PC World's Preston Gralla reviewed the 2010 version and commented that TuneUp Utilities is a comprehensive suite that "includes everything from a startup optimizer to a defragmenter, from an overall speed optimizer to a Windows Registry cleaner, and more". However, he said that the high price of the entire suite ($50) might make a purchase decision more difficult. Preston had also previously reviewed TuneUp Utilities 2009 for PC Advisor and gave it 4.5 stars out of 5 stars.

PC Magazine reviewed TuneUp Utilities 2011 and gave it a score of 4 out of 5. "Overall, the software does a fine job of revitalizing a worn PC," commented Jeffrey L. Wilson, a PC Magazine software analyst. He appreciated the product's one-click repair feature and the subsequent reduction in his test PC's boot-time. However, Wilson criticized the software license that only permits installation on up to three PCs. In comparison, a competing product called Iolo System Mechanic 10, allows an unlimited number of installations in the same household.

TuneUp Utilities received a Softpedia Pick award from Softpedia. Although Softpedia editor Alex Muradin expressed concern about the lack of proper technical support for TuneUp Utilities 2006, he gave the product a final score of 5 out of 5. However, he gave this product a subscore of 3 out of 5 for pricing/value.

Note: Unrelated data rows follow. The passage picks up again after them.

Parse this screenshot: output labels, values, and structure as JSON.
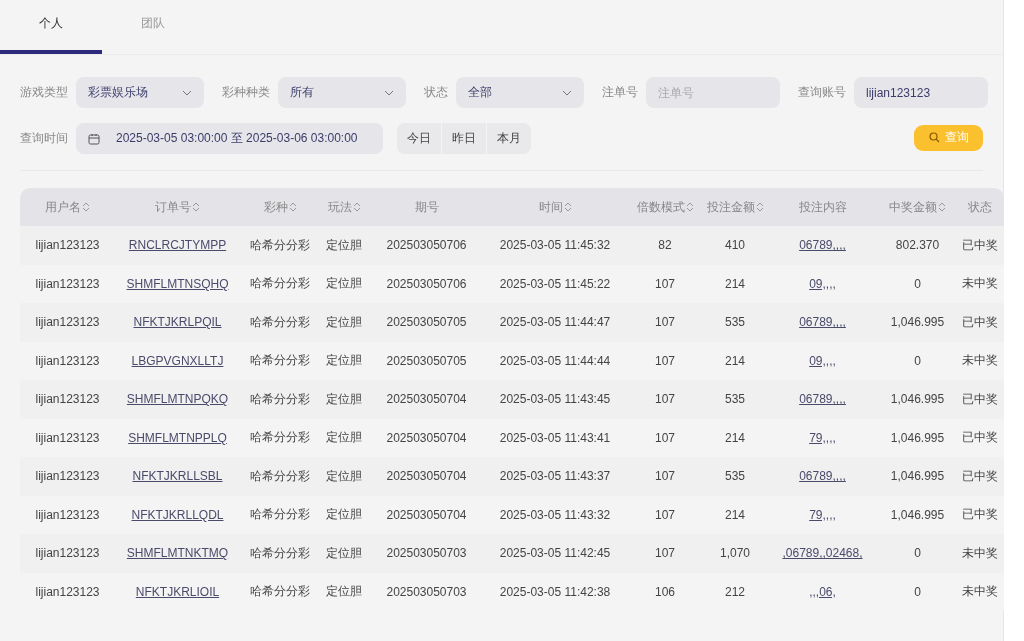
{
  "tabs": [
    {
      "label": "个人",
      "selected": true
    },
    {
      "label": "团队",
      "selected": false
    }
  ],
  "filters": [
    {
      "kind": "select",
      "label": "游戏类型",
      "value": "彩票娱乐场"
    },
    {
      "kind": "select",
      "label": "彩种种类",
      "value": "所有"
    },
    {
      "kind": "select",
      "label": "状态",
      "value": "全部"
    },
    {
      "kind": "input",
      "label": "注单号",
      "placeholder": "注单号"
    },
    {
      "kind": "input",
      "label": "查询账号",
      "value": "lijian123123"
    }
  ],
  "time_filter": {
    "label": "查询时间",
    "value": "2025-03-05 03:00:00 至 2025-03-06 03:00:00"
  },
  "quick_ranges": [
    "今日",
    "昨日",
    "本月"
  ],
  "search_button": "查询",
  "table": {
    "columns": [
      {
        "label": "用户名",
        "sortable": true
      },
      {
        "label": "订单号",
        "sortable": true
      },
      {
        "label": "彩种",
        "sortable": true
      },
      {
        "label": "玩法",
        "sortable": true
      },
      {
        "label": "期号",
        "sortable": false
      },
      {
        "label": "时间",
        "sortable": true
      },
      {
        "label": "倍数模式",
        "sortable": true
      },
      {
        "label": "投注金额",
        "sortable": true
      },
      {
        "label": "投注内容",
        "sortable": false
      },
      {
        "label": "中奖金额",
        "sortable": true
      },
      {
        "label": "状态",
        "sortable": false
      }
    ],
    "rows": [
      [
        "lijian123123",
        "RNCLRCJTYMPP",
        "哈希分分彩",
        "定位胆",
        "202503050706",
        "2025-03-05 11:45:32",
        "82",
        "410",
        "06789,,,,",
        "802.370",
        "已中奖"
      ],
      [
        "lijian123123",
        "SHMFLMTNSQHQ",
        "哈希分分彩",
        "定位胆",
        "202503050706",
        "2025-03-05 11:45:22",
        "107",
        "214",
        "09,,,,",
        "0",
        "未中奖"
      ],
      [
        "lijian123123",
        "NFKTJKRLPQIL",
        "哈希分分彩",
        "定位胆",
        "202503050705",
        "2025-03-05 11:44:47",
        "107",
        "535",
        "06789,,,,",
        "1,046.995",
        "已中奖"
      ],
      [
        "lijian123123",
        "LBGPVGNXLLTJ",
        "哈希分分彩",
        "定位胆",
        "202503050705",
        "2025-03-05 11:44:44",
        "107",
        "214",
        "09,,,,",
        "0",
        "未中奖"
      ],
      [
        "lijian123123",
        "SHMFLMTNPQKQ",
        "哈希分分彩",
        "定位胆",
        "202503050704",
        "2025-03-05 11:43:45",
        "107",
        "535",
        "06789,,,,",
        "1,046.995",
        "已中奖"
      ],
      [
        "lijian123123",
        "SHMFLMTNPPLQ",
        "哈希分分彩",
        "定位胆",
        "202503050704",
        "2025-03-05 11:43:41",
        "107",
        "214",
        "79,,,,",
        "1,046.995",
        "已中奖"
      ],
      [
        "lijian123123",
        "NFKTJKRLLSBL",
        "哈希分分彩",
        "定位胆",
        "202503050704",
        "2025-03-05 11:43:37",
        "107",
        "535",
        "06789,,,,",
        "1,046.995",
        "已中奖"
      ],
      [
        "lijian123123",
        "NFKTJKRLLQDL",
        "哈希分分彩",
        "定位胆",
        "202503050704",
        "2025-03-05 11:43:32",
        "107",
        "214",
        "79,,,,",
        "1,046.995",
        "已中奖"
      ],
      [
        "lijian123123",
        "SHMFLMTNKTMQ",
        "哈希分分彩",
        "定位胆",
        "202503050703",
        "2025-03-05 11:42:45",
        "107",
        "1,070",
        ",06789,,02468,",
        "0",
        "未中奖"
      ],
      [
        "lijian123123",
        "NFKTJKRLIOIL",
        "哈希分分彩",
        "定位胆",
        "202503050703",
        "2025-03-05 11:42:38",
        "106",
        "212",
        ",,,06,",
        "0",
        "未中奖"
      ]
    ]
  }
}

Author Christian Immler characterizes TuneUp Utilities as a classic amongst tuning tools. CNET reviewed TuneUp Utilities 2015 and gave it a score of 3.5 out of 5. "AVG PC TuneUp is a well-designed and effective tool that mostly accomplishes what it claims. Its advantage lies in its streamlined user flow and one-click-friendly design," said Eddie Cho, a tech editor and producer for CNET.